In the textGrob() function, the x and y arguments seem to control position, each has a range of 0-1, 0 meaning bottom left and 1 meaning top right.
For the y axis, x = 0.96 puts the text on the right side of the box, y = 0.5 puts it centered vertically.
For the x axis, x = 0.5 makes in centered and y = 0.90 puts it very close to the bottom of the plot.
wrap_elements(grid::textGrob('Percent student agreeing', x = 0.96, y = 0.5, rot = 90)) + plot / wrap_elements(grid::textGrob('Year', x = 0.5, y = 0.90))
YAY, but now I have this plot that is squished to the right with massive white patches. Maybe the plot_layout() function will help? Here I am specifying that there are 2 columns in the grid and that the left one (containing only the y axis) should be very skinny.
wrap_elements(grid::textGrob('Percent student agreeing', x = 0.8, y = 0.6, rot = 90)) + plot / wrap_elements(grid::textGrob('Year', x = 0.5, y = 0.90)) +
plot_layout(ncol = 2, widths = c(0.2,2))
This took a lot of fiddling. But it works! I ended up needing to adjust the x y position of the textGrob, but that looks pretty good!

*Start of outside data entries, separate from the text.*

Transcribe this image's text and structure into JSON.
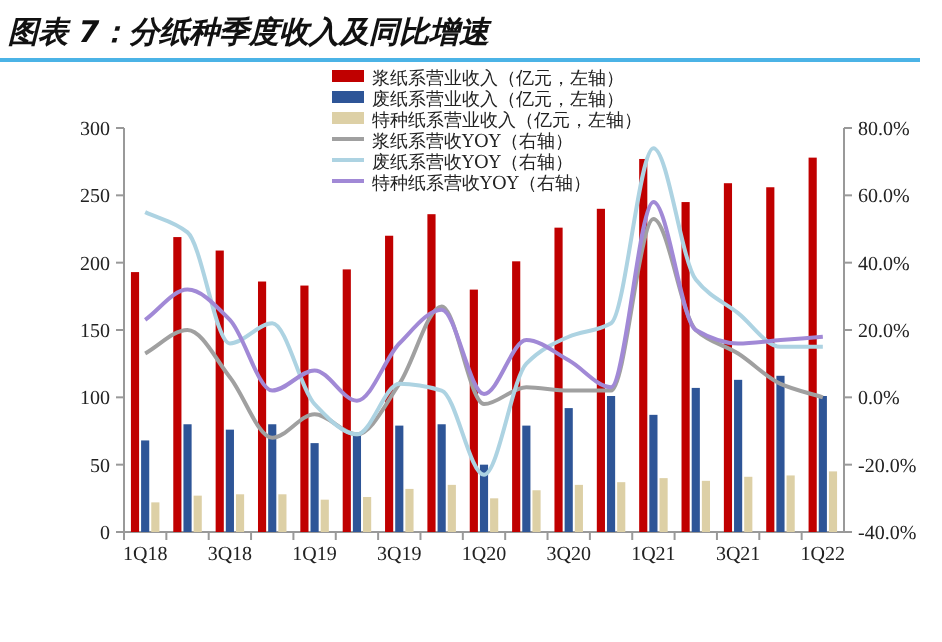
{
  "chart_data": {
    "type": "bar",
    "title": "图表 7：分纸种季度收入及同比增速",
    "categories": [
      "1Q18",
      null,
      "3Q18",
      null,
      "1Q19",
      null,
      "3Q19",
      null,
      "1Q20",
      null,
      "3Q20",
      null,
      "1Q21",
      null,
      "3Q21",
      null,
      "1Q22"
    ],
    "series": [
      {
        "name": "浆纸系营业收入（亿元，左轴）",
        "color": "#c00000",
        "values": [
          193,
          219,
          209,
          186,
          183,
          195,
          220,
          236,
          180,
          201,
          226,
          240,
          277,
          245,
          259,
          256,
          278
        ]
      },
      {
        "name": "废纸系营业收入（亿元，左轴）",
        "color": "#2e5597",
        "values": [
          68,
          80,
          76,
          80,
          66,
          72,
          79,
          80,
          50,
          79,
          92,
          101,
          87,
          107,
          113,
          116,
          101
        ]
      },
      {
        "name": "特种纸系营业收入（亿元，左轴）",
        "color": "#ddd0a6",
        "values": [
          22,
          27,
          28,
          28,
          24,
          26,
          32,
          35,
          25,
          31,
          35,
          37,
          40,
          38,
          41,
          42,
          45
        ]
      },
      {
        "name": "浆纸系营收YOY（右轴）",
        "type": "line",
        "axis": "y2",
        "color": "#a0a0a0",
        "values": [
          13,
          20,
          6,
          -12,
          -5,
          -11,
          4,
          27,
          -2,
          3,
          2,
          2,
          53,
          20,
          13,
          4,
          0
        ]
      },
      {
        "name": "废纸系营收YOY（右轴）",
        "type": "line",
        "axis": "y2",
        "color": "#add3e2",
        "values": [
          55,
          49,
          16,
          22,
          -2,
          -11,
          4,
          2,
          -23,
          10,
          18,
          22,
          74,
          35,
          25,
          15,
          15
        ]
      },
      {
        "name": "特种纸系营收YOY（右轴）",
        "type": "line",
        "axis": "y2",
        "color": "#a189d6",
        "values": [
          23,
          32,
          23,
          2,
          8,
          -1,
          16,
          26,
          1,
          17,
          11,
          3,
          58,
          20,
          16,
          17,
          18
        ]
      }
    ],
    "ylim": [
      0,
      300
    ],
    "yticks": [
      0,
      50,
      100,
      150,
      200,
      250,
      300
    ],
    "y2lim": [
      -40,
      80
    ],
    "y2ticks": [
      {
        "value": -40,
        "label": "-40.0%"
      },
      {
        "value": -20,
        "label": "-20.0%"
      },
      {
        "value": 0,
        "label": "0.0%"
      },
      {
        "value": 20,
        "label": "20.0%"
      },
      {
        "value": 40,
        "label": "40.0%"
      },
      {
        "value": 60,
        "label": "60.0%"
      },
      {
        "value": 80,
        "label": "80.0%"
      }
    ],
    "legend": "top",
    "grid": false,
    "marker": "none",
    "line_style": "solid"
  }
}
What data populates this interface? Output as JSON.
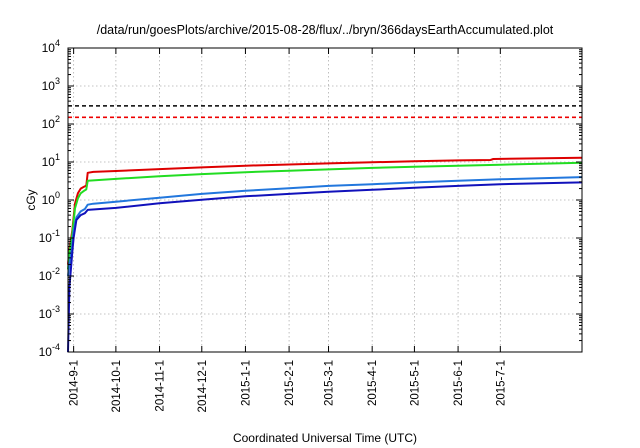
{
  "chart_data": {
    "type": "line",
    "title": "/data/run/goesPlots/archive/2015-08-28/flux/../bryn/366daysEarthAccumulated.plot",
    "xlabel": "Coordinated Universal Time (UTC)",
    "ylabel": "cGy",
    "y_scale": "log",
    "ylim_exp": [
      -4,
      4
    ],
    "y_tick_exponents": [
      "-4",
      "-3",
      "-2",
      "-1",
      "0",
      "1",
      "2",
      "3",
      "4"
    ],
    "y_tick_base": "10",
    "xlim": [
      "2014-08-28",
      "2015-08-28"
    ],
    "x_ticks": [
      {
        "date": "2014-09-01",
        "label": "2014-9-1"
      },
      {
        "date": "2014-10-01",
        "label": "2014-10-1"
      },
      {
        "date": "2014-11-01",
        "label": "2014-11-1"
      },
      {
        "date": "2014-12-01",
        "label": "2014-12-1"
      },
      {
        "date": "2015-01-01",
        "label": "2015-1-1"
      },
      {
        "date": "2015-02-01",
        "label": "2015-2-1"
      },
      {
        "date": "2015-03-01",
        "label": "2015-3-1"
      },
      {
        "date": "2015-04-01",
        "label": "2015-4-1"
      },
      {
        "date": "2015-05-01",
        "label": "2015-5-1"
      },
      {
        "date": "2015-06-01",
        "label": "2015-6-1"
      },
      {
        "date": "2015-07-01",
        "label": "2015-7-1"
      }
    ],
    "grid": true,
    "reference_lines": [
      {
        "y": 300,
        "color": "#000000",
        "style": "dashed"
      },
      {
        "y": 150,
        "color": "#ee0000",
        "style": "dashed"
      }
    ],
    "series": [
      {
        "color": "#dd0000",
        "points": [
          [
            "2014-08-28",
            0.02
          ],
          [
            "2014-08-29",
            0.05
          ],
          [
            "2014-08-31",
            0.15
          ],
          [
            "2014-09-02",
            0.8
          ],
          [
            "2014-09-04",
            1.5
          ],
          [
            "2014-09-06",
            2.0
          ],
          [
            "2014-09-08",
            2.2
          ],
          [
            "2014-09-10",
            2.4
          ],
          [
            "2014-09-11",
            5.2
          ],
          [
            "2014-09-15",
            5.5
          ],
          [
            "2014-10-01",
            5.8
          ],
          [
            "2014-11-01",
            6.5
          ],
          [
            "2014-12-01",
            7.2
          ],
          [
            "2015-01-01",
            8.0
          ],
          [
            "2015-02-01",
            8.6
          ],
          [
            "2015-03-01",
            9.2
          ],
          [
            "2015-04-01",
            9.8
          ],
          [
            "2015-05-01",
            10.5
          ],
          [
            "2015-06-01",
            11.0
          ],
          [
            "2015-06-24",
            11.3
          ],
          [
            "2015-06-26",
            12.0
          ],
          [
            "2015-08-28",
            13.0
          ]
        ]
      },
      {
        "color": "#22dd22",
        "points": [
          [
            "2014-08-28",
            0.015
          ],
          [
            "2014-08-29",
            0.04
          ],
          [
            "2014-08-31",
            0.12
          ],
          [
            "2014-09-02",
            0.6
          ],
          [
            "2014-09-04",
            1.1
          ],
          [
            "2014-09-06",
            1.5
          ],
          [
            "2014-09-08",
            1.7
          ],
          [
            "2014-09-10",
            1.9
          ],
          [
            "2014-09-11",
            3.2
          ],
          [
            "2014-10-01",
            3.6
          ],
          [
            "2014-11-01",
            4.2
          ],
          [
            "2014-12-01",
            4.8
          ],
          [
            "2015-01-01",
            5.4
          ],
          [
            "2015-02-01",
            5.9
          ],
          [
            "2015-03-01",
            6.4
          ],
          [
            "2015-04-01",
            7.0
          ],
          [
            "2015-05-01",
            7.5
          ],
          [
            "2015-06-01",
            8.0
          ],
          [
            "2015-07-01",
            8.5
          ],
          [
            "2015-08-28",
            9.5
          ]
        ]
      },
      {
        "color": "#2277dd",
        "points": [
          [
            "2014-08-28",
            0.01
          ],
          [
            "2014-08-29",
            0.02
          ],
          [
            "2014-08-31",
            0.06
          ],
          [
            "2014-09-01",
            0.15
          ],
          [
            "2014-09-03",
            0.35
          ],
          [
            "2014-09-06",
            0.5
          ],
          [
            "2014-09-09",
            0.58
          ],
          [
            "2014-09-11",
            0.75
          ],
          [
            "2014-09-15",
            0.8
          ],
          [
            "2014-10-01",
            0.9
          ],
          [
            "2014-11-01",
            1.15
          ],
          [
            "2014-12-01",
            1.45
          ],
          [
            "2015-01-01",
            1.75
          ],
          [
            "2015-02-01",
            2.05
          ],
          [
            "2015-03-01",
            2.35
          ],
          [
            "2015-04-01",
            2.6
          ],
          [
            "2015-05-01",
            2.9
          ],
          [
            "2015-06-01",
            3.2
          ],
          [
            "2015-07-01",
            3.5
          ],
          [
            "2015-08-28",
            4.0
          ]
        ]
      },
      {
        "color": "#1111bb",
        "points": [
          [
            "2014-08-28",
            0.0001
          ],
          [
            "2014-08-29",
            0.005
          ],
          [
            "2014-08-31",
            0.04
          ],
          [
            "2014-09-01",
            0.1
          ],
          [
            "2014-09-03",
            0.3
          ],
          [
            "2014-09-06",
            0.4
          ],
          [
            "2014-09-09",
            0.45
          ],
          [
            "2014-09-11",
            0.55
          ],
          [
            "2014-10-01",
            0.62
          ],
          [
            "2014-11-01",
            0.82
          ],
          [
            "2014-12-01",
            1.02
          ],
          [
            "2015-01-01",
            1.25
          ],
          [
            "2015-02-01",
            1.45
          ],
          [
            "2015-03-01",
            1.65
          ],
          [
            "2015-04-01",
            1.85
          ],
          [
            "2015-05-01",
            2.1
          ],
          [
            "2015-06-01",
            2.35
          ],
          [
            "2015-07-01",
            2.6
          ],
          [
            "2015-08-28",
            2.9
          ]
        ]
      }
    ]
  }
}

The patchwork package is really cool, it would be nice if it had the functionality to make x and y axis labels that were at the level of the whole plot once it was patched together. I learned a lot about grid graphics from trying to manually add axis labels.
Next step… do the same for elective courses. The nice thing about working out this out is that now that I have code that works, I can just substitute different data in and create the same style plots. It is time consuming to work it out the first time, but writing code to automate a manual process that you have to do repeatedly is like putting money in the bank.